Éstos son temas que hacen al clima empresario y al clima de negocios, porque ese gran salto cualitativo de cara al futuro, mejorar la educación pública, esto hace a la competitividad y el aumento de la capacidad productiva instalada, que tiene que venir de la mano del rol del sistema financiero, que esté al servicio del aumento de los bienes de capital para poder equilibrar la oferta con la demanda; este Gobierno no va a enfriar la economía, y subir la tasa de interés, ni hacer recortes ni hacer ajustes porque lo hemos visto en el pasado cómo se termina, se termina mal, de la peor manera.

• También sé que a muchos de ustedes les pueden llamar la atención decisiones que estuve tomando desde lo político, pero entiendan el sentido de la ética, de la responsabilidad; cuando uno toma decisiones, tiene que pensar las consecuencias que tienen esas decisiones para el conjunto de la sociedad y para el país. Por voluntad del pueblo vengo ocupando en la Argentina las responsabilidades más grandes que puede tener un dirigente político, después de la presidencia de la Nación, que es haber sido vicepresidente, y dos veces gobernador de la provincia más grande del país.

Quería compartir estas reflexiones que no es política, es de vida. Soy un gobernador presente, cuando hay una desgracia estoy ahí, cuando hay un conflicto en una fábrica estoy ahí, porque ésa es mi manera de trabajar.

Cuando terminó el discurso, Scioli, a quien acompañaron sus ministros Silvina Batakis y Cristian Breitenstein (Economía y Producción), y los presidentes del Banco Provincia, Gustavo Marangoni, y del Grupo Bapro, Santiago Montoya, se levantó de la mesa principal y recorrió las que encabezaban otros empresarios.

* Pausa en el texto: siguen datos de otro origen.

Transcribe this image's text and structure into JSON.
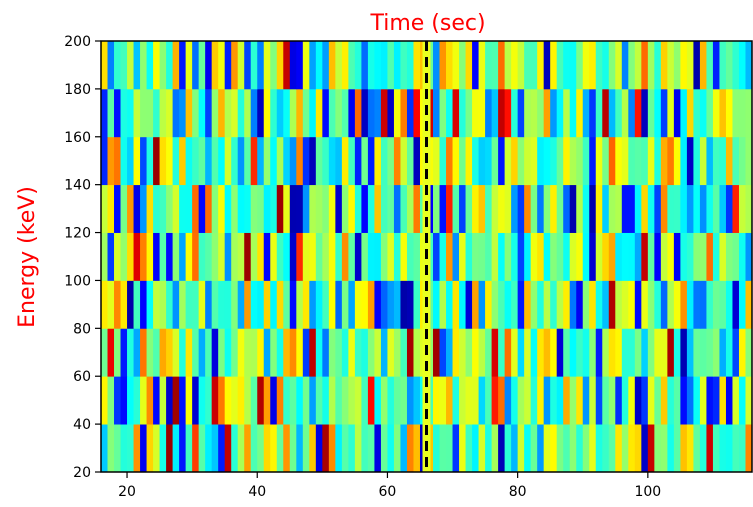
{
  "chart_data": {
    "type": "heatmap",
    "title": "Time (sec)",
    "xlabel": "",
    "ylabel": "Energy (keV)",
    "title_color": "#ff0000",
    "ylabel_color": "#ff0000",
    "xlim": [
      16,
      116
    ],
    "ylim": [
      20,
      200
    ],
    "x_ticks": [
      20,
      40,
      60,
      80,
      100
    ],
    "y_ticks": [
      20,
      40,
      60,
      80,
      100,
      120,
      140,
      160,
      180,
      200
    ],
    "colormap": "jet",
    "energy_bands": [
      [
        20,
        40
      ],
      [
        40,
        60
      ],
      [
        60,
        80
      ],
      [
        80,
        100
      ],
      [
        100,
        120
      ],
      [
        120,
        140
      ],
      [
        140,
        160
      ],
      [
        160,
        180
      ],
      [
        180,
        200
      ]
    ],
    "time_bin_width": 1,
    "time_start": 16,
    "time_end": 116,
    "value_range": [
      0,
      1
    ],
    "markers": [
      {
        "name": "",
        "x": 66,
        "style": "dashed",
        "color": "#000000",
        "highlight": "#e8ff20"
      }
    ],
    "grid": false
  }
}
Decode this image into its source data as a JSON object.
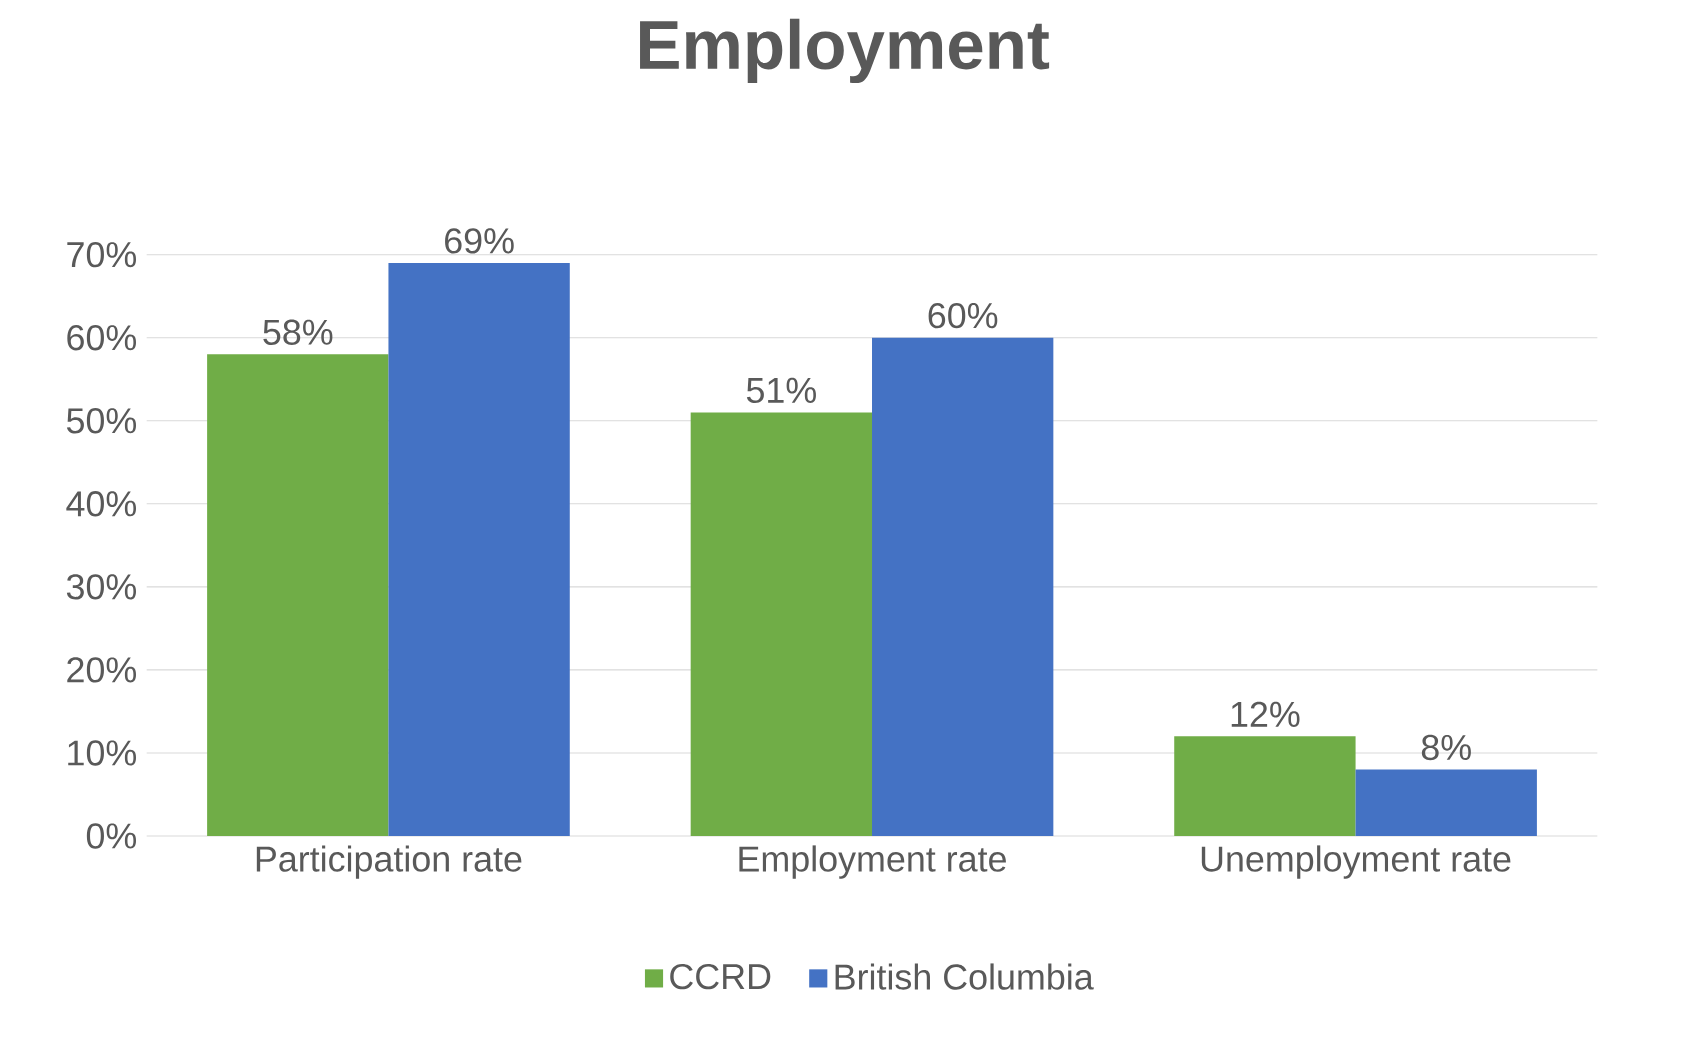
{
  "chart_data": {
    "type": "bar",
    "title": "Employment",
    "categories": [
      "Participation rate",
      "Employment rate",
      "Unemployment rate"
    ],
    "series": [
      {
        "name": "CCRD",
        "color": "#70ad47",
        "values": [
          58,
          51,
          12
        ],
        "value_labels": [
          "58%",
          "51%",
          "12%"
        ]
      },
      {
        "name": "British Columbia",
        "color": "#4472c4",
        "values": [
          69,
          60,
          8
        ],
        "value_labels": [
          "69%",
          "60%",
          "8%"
        ]
      }
    ],
    "ylim": [
      0,
      70
    ],
    "yticks": [
      {
        "value": 0,
        "label": "0%"
      },
      {
        "value": 10,
        "label": "10%"
      },
      {
        "value": 20,
        "label": "20%"
      },
      {
        "value": 30,
        "label": "30%"
      },
      {
        "value": 40,
        "label": "40%"
      },
      {
        "value": 50,
        "label": "50%"
      },
      {
        "value": 60,
        "label": "60%"
      },
      {
        "value": 70,
        "label": "70%"
      }
    ],
    "grid": "y",
    "legend": "bottom"
  }
}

Entre ellos estaban los empresarios Daniel Pellegrina (vicepresidente la Sociedad Rural), Federico Nicholson, "Charlie" Blaquier, Gustavo Sinosi, Martín Cabrales, Juan Pablo Maglier, abogados como Daniel Funes de Rioja y Eduardo Valdés, el exministro Rafael Bielsa, los banqueros Gabriel Martino (HSBC), Oscar Correa (Santander), Federico Tomasevich (Puente). Se sacó fotos con todos ellos y terminó la ronda en una mesa ocupada por periodistas. Se detuvo con ellos, se sentó y conversó casi media hora con los profesionales y después de dar tiempo a que todos terminasen de comer.

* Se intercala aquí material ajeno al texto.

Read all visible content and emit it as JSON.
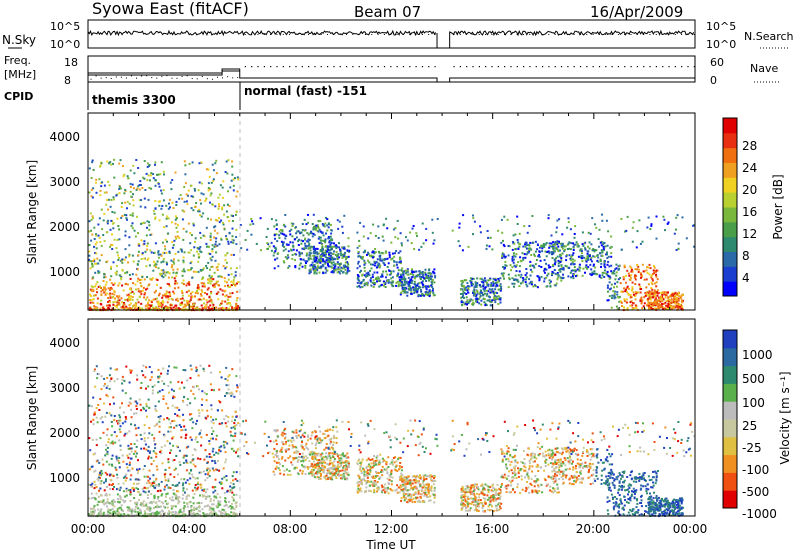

Se levantó y volvió al micrófono para ofrecerse a las preguntas, que volvieron sobre varios tópicos de su disertación. En una de esas respuestas volvió al "rap del suicida", un tramo común en sus explicaciones ante quienes especularon alguna vez con un salto hacia la disidencia. Ahora dicen que me suicido por quedarme en donde estoy; decían lo mismo cuando me dijeron que me suicidaba porque iba a ser ministro de un Gobierno en la crisis de 2001 y que era mejor quedarme en el Congreso, o cuando fui candidato a vice de Néstor Kirchner, que medía dos puntos, o que me suicidaba cuando fui de gobernador porque me pondría de sombrero la crisis de la provincia. La última respuesta le dio el pie para el remate de su pertenencia al círculo "celestre y blanco", frase que sumó al imaginario de la campaña.